東京都のホームレス過去最少 “問題改善していない”と海外メディアは厳しい報道
東京都が今年の8月時点で、ホームレスの人口が過去最低の1,679人をマークしたと発表。これを受けて海外のメディアがその背景を分析。ウォール・ストリート・ジャーナルは好意的に受け止めているが、アルジャジーラはバラ色の見方を否定している。
◆東京都の路上生活者の人数が過去最低に
東京都に発表によれば、都内のホームレスの人数が今年8月の調査結果で、2002年に調査を始めて以来最低の1,679人となった。2004年の6,731人をピークに減少が続いているということだ。
ウォール・ストリート・ジャーナルは、都の担当者や東京都の山谷で日雇い労働者などの支援を行うNPO法人「山友会」の担当者の言葉を引用して、この減少の背景には、都の路上生活者への自立支援策が効をなしたこと、また高齢により健康に問題を抱え、路上生活をやめて生活保護などを受ける人が増えていることを伝えている(10月17日)。
◆高齢化するホームレス
ホームレスの高齢化問題については、以前から海外メディアでも取り上げられている。2013年の3月1日のロイターがその問題について、詳しく取り上げている。
64歳の女性ホームレスを取り上げつつ、「55歳以上のホームレスは、2003年の58.8パーセントから2012年に73.5パーセントへと急増」したことを伝えている。日本の社会も高齢化しているように、ホームレスも高齢化しているのだ。
長引く不況で、50代や60代になってから失業し再雇用ができずにホームレスになることが多く、また高齢でホームレスになるとホームレスの頼りである日雇いの職も若い世代との競争となり、ホームレスが長期化することを指摘。
またロイターは、厚生労働省が発表した「全国のホームレスの人口はこの5年間あたりで急減し、2007年の18,564人から2012年には9,576人へとなった」ことを引用。
しかし、視認されるホームレスの数は減ってきているものの、実際には公共の場から消えただけで、ネットカフェなどに移ったためかもしれない、という政府やNPO団体の認識を伝え、ホームレスの人数の減少が、決して事態の好転を表しているとは限らないことを伝えている。
◆「バラ色」の見方を否定するアルジャジーラ
アルジャジーラは、ホームレスの人数が過去最低という東京都の発表を受けて、10月26日の記事でさらに深くホームレス事情を取り上げている。

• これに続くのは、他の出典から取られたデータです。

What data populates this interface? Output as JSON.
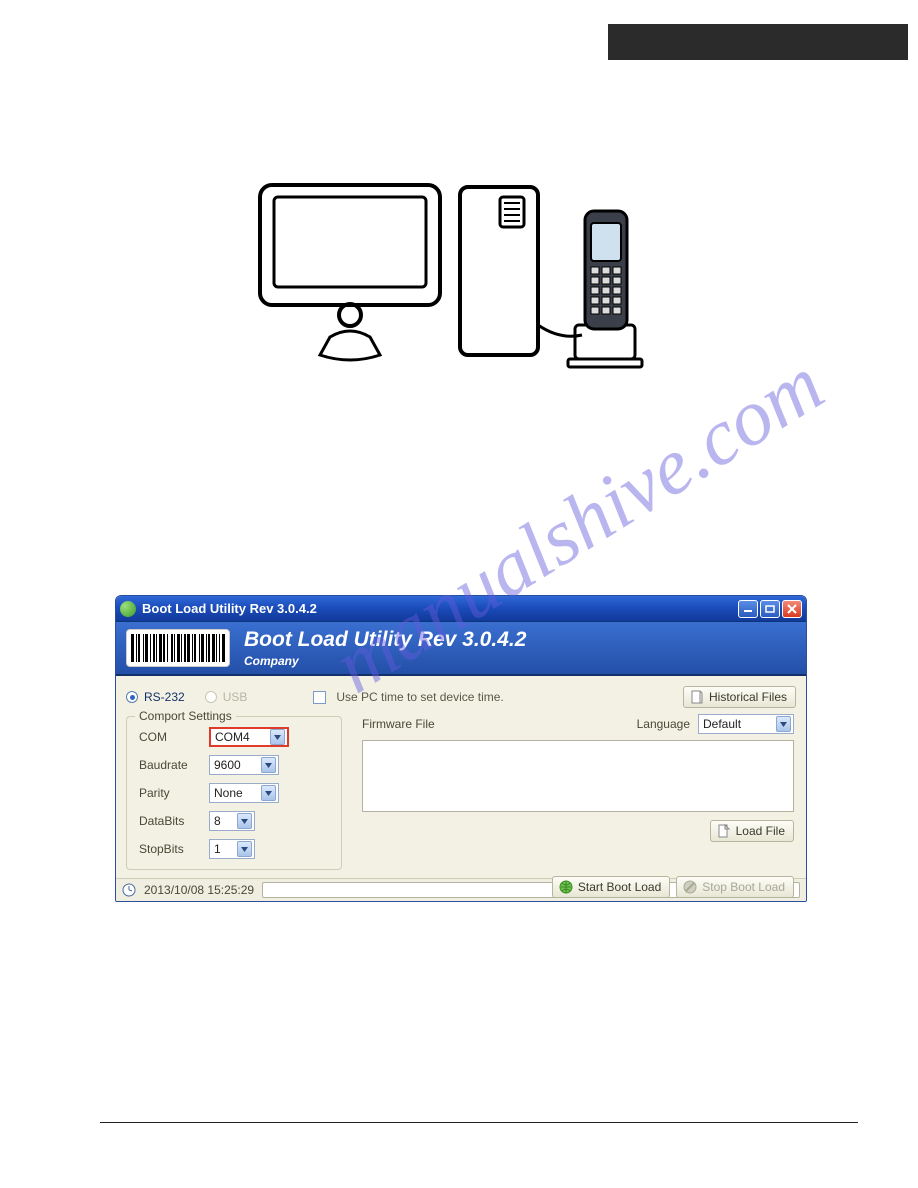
{
  "watermark": "manualshive.com",
  "window": {
    "title": "Boot Load Utility Rev 3.0.4.2",
    "banner_title": "Boot Load Utility Rev 3.0.4.2",
    "banner_sub": "Company",
    "radio_rs232": "RS-232",
    "radio_usb": "USB",
    "use_pc_time": "Use PC time to set device time.",
    "btn_hist": "Historical Files",
    "btn_load": "Load File",
    "btn_start": "Start Boot Load",
    "btn_stop": "Stop Boot Load",
    "comport_legend": "Comport Settings",
    "com_label": "COM",
    "com_value": "COM4",
    "baud_label": "Baudrate",
    "baud_value": "9600",
    "parity_label": "Parity",
    "parity_value": "None",
    "databits_label": "DataBits",
    "databits_value": "8",
    "stopbits_label": "StopBits",
    "stopbits_value": "1",
    "fw_label": "Firmware File",
    "lang_label": "Language",
    "lang_value": "Default",
    "status_time": "2013/10/08 15:25:29"
  }
}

まず、テンプル大学ジャパン、アジア研究学科のジェフ・キングストン氏の「突然、すべてがバラ色になっているといった見方には、警戒感を感じさせる」という言葉を引用。
ホームレスを支援する雑誌を刊行している「ビッグイシュー日本版」の担当者の言葉「人数が激的に減ってきているとは思わない」や、余った食料を必要としている人に配布する団体「セカンドハーベスト・ジャパン」の「人数は減っているが、貧困や経済的保障の欠如というより大きな問題を考慮していない」との言葉を引用して、
実際にホームレスの人々と接している人たちが、都の発表をホームレス問題の改善とは受け止めていないことを伝えている。
また、「日本の労働力のうち、不安定な雇用状況で働く労働者の割合は、1980年代の15パーセントから38パーセントに増えた」という、テンプル大学ジャパンのキングストン氏の言葉を引用して、経済的な苦境に立たされている人の数は増えてきていることを指摘。
路上生活をする人たちの人数は減ったものの、安定した職や定住できる住まいを持たない人の数は、実際には増えているかもしれないという状況を示した。